AHRQ: Heart attack deaths drop 37% between 2000 and 2007
“Americans too often do not receive care that they need, or they receive care that causes harm,” the report stated. “Care can also be delivered too late or without full consideration of a patient’s preferences and values. Many times, our system of healthcare distributes services inefficiently and unevenly across populations.”
The report by AHRQ, in collaboration with the Department of Health and Human Services (HHS), looks at four sectors of quality: effectiveness, patient safety, timeliness and patient-centeredness.
The report found that the median level of receipt of needed services was 58 percent. “We can and should do better,” the authors wrote.
“Moreover, despite efforts to transform the U.S. healthcare system to focus on effective preventive and chronic illness care, it continues to perform better when delivering diagnostic and therapeutic care in response to acute medical problems.”
Overall, the report showed that the upper Midwest and New England offer the highest quality of care to patients while the Southwest and South Central states “may benefit from more urgent attention,” wrote AHRQ.
The latest data showed that between 2000 and 2007, the rate of in-hospital deaths for heart attack patients dropped by 37 percent—106 per 1,000 patients versus 67 per 1,000 patients.

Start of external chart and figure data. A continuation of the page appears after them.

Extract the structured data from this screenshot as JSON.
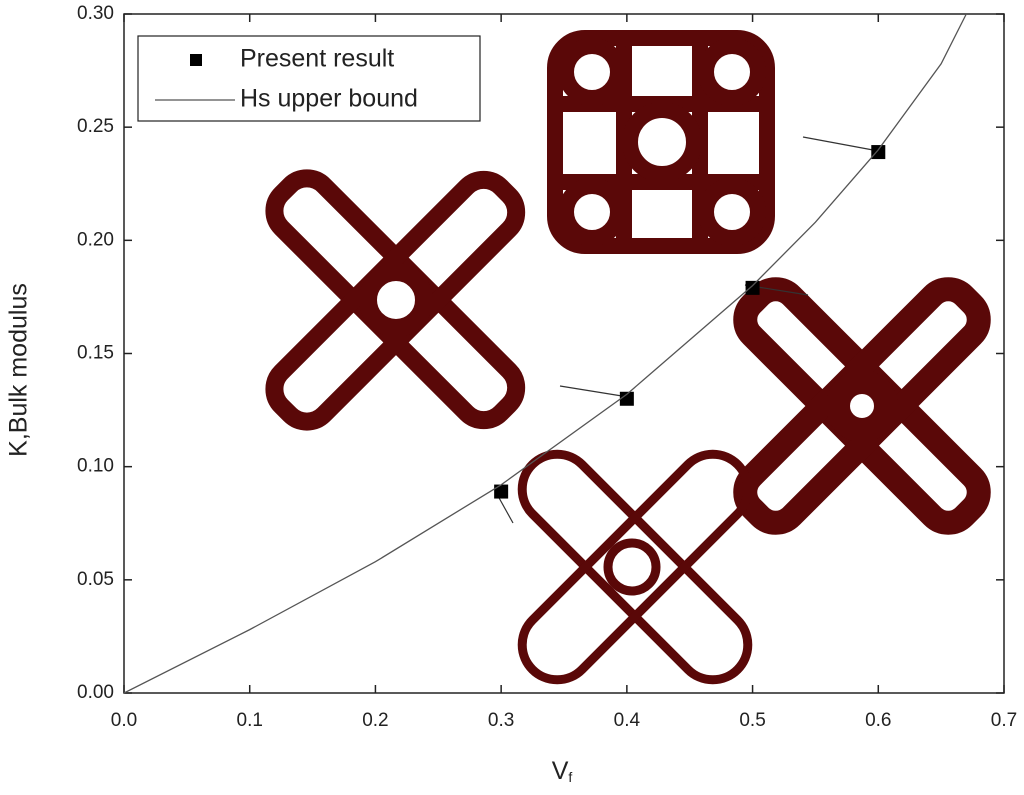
{
  "chart_data": {
    "type": "scatter",
    "x_label": "V",
    "x_label_subscript": "f",
    "y_label": "K,Bulk modulus",
    "xlim": [
      0,
      0.7
    ],
    "xticks": [
      {
        "value": 0,
        "label": "0.0"
      },
      {
        "value": 0.1,
        "label": "0.1"
      },
      {
        "value": 0.2,
        "label": "0.2"
      },
      {
        "value": 0.3,
        "label": "0.3"
      },
      {
        "value": 0.4,
        "label": "0.4"
      },
      {
        "value": 0.5,
        "label": "0.5"
      },
      {
        "value": 0.6,
        "label": "0.6"
      },
      {
        "value": 0.7,
        "label": "0.7"
      }
    ],
    "ylim": [
      0,
      0.3
    ],
    "yticks": [
      {
        "value": 0,
        "label": "0.00"
      },
      {
        "value": 0.05,
        "label": "0.05"
      },
      {
        "value": 0.1,
        "label": "0.10"
      },
      {
        "value": 0.15,
        "label": "0.15"
      },
      {
        "value": 0.2,
        "label": "0.20"
      },
      {
        "value": 0.25,
        "label": "0.25"
      },
      {
        "value": 0.3,
        "label": "0.30"
      }
    ],
    "legend": "upper left",
    "series": [
      {
        "name": "Present result",
        "style": "marker",
        "color": "#000000",
        "x": [
          0.3,
          0.4,
          0.5,
          0.6
        ],
        "values": [
          0.089,
          0.13,
          0.179,
          0.239
        ]
      },
      {
        "name": "Hs upper bound",
        "style": "line",
        "color": "#555555",
        "x": [
          0,
          0.1,
          0.2,
          0.3,
          0.4,
          0.5,
          0.55,
          0.6,
          0.65,
          0.67
        ],
        "values": [
          0,
          0.028,
          0.058,
          0.092,
          0.132,
          0.18,
          0.208,
          0.24,
          0.278,
          0.3
        ]
      }
    ]
  }
}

Additionally, AHRQ reported that uninsured or self-pay patients were more likely than those on Medicaid, Medicare or private insurance to die in the hospital after heart attack.
These rates dipped by 37 percent for Medicare patients, 27 percent for Medicaid patients and 32 percent for the uninsured from 2000-2007.
During the period, hospitals located in the West were ranked number one for the highest rate of heart attack deaths in the country—71 deaths per 1,000 heart attack admissions in 2007.
And, between 2000 and 2007, hospitals located in the Midwest went from number one in hospital deaths for heart attack to having the lowest—112 to 63 deaths per 1,000 heart attack admissions.
Additionally, the report found that the death rate for heart attack dropped the most in hospitals with 500 or more beds and was 1.5 times lower than hospitals with 100 beds of fewer—60 versus 87 deaths per 1,000 admissions.
AHRQ also reported that in 2006 there were 16.8 million cases of coronary heart disease (CHD) cases, 5.7 million cases of heart failure and 7.9 million cases of heart attack.
Overall, the total costs associated with cardiovascular disease in 2009 were $474.8 billion while the costs related to HF alone reached $37.2 billion
The report found that nine states: Arkansas, Hawaii, Iowa, Kansas, Nebraska, Nevada, Oklahoma, Utah, and Vermont exhibited the highest rates of death for heart attack in 2006. For the aforementioned states the mean rate of inpatient mortality ranged from 82.9 to 96.2 deaths per 1,000 admissions.
On the upside, 2007 data showed that 93.1 percent of the recommended hospital care and treatment was received by HF patients and the rate of hospital care for HF improved for each age group between 2005 and 2007.
Also studied was the timeliness of care for emergency cardiac patients, specifically measuring the timeliness of PCI within 90 minutes and administering fibrinolytic medication within 30 minutes.
“The capacity to treat hospital patients in a timely fashion is especially important for emergency situations, such as heart attacks,” the report stated.
Data showed that between 2005 and 2007 patients who received PCI care within 90 minutes improved, 42.1 versus 71.8 percent, respectively. These rates for those receiving fibrinolytic medication within 30 minutes improved from 37.9 percent to 50 percent.
For the potentially avoidable condition of congestive heart failure (CHF), rates of ED visits for the conditions were significantly higher in the South than in the Northeast, but the West had lower rates.
The rehospitalization rates associated with this condition ranged from $8,058 to $12,908 for patients aged 18 to 64.
“We need to accelerate the pace of quality improvement, especially related to patient safety. Barriers to quality healthcare, such as uninsurance, need to be overcome,” the reported concluded. “Providers need to be empowered with HIT and training. Community partnerships that bring together all the stakeholders who can make or break a quality improvement initiative need to be created and maintained.”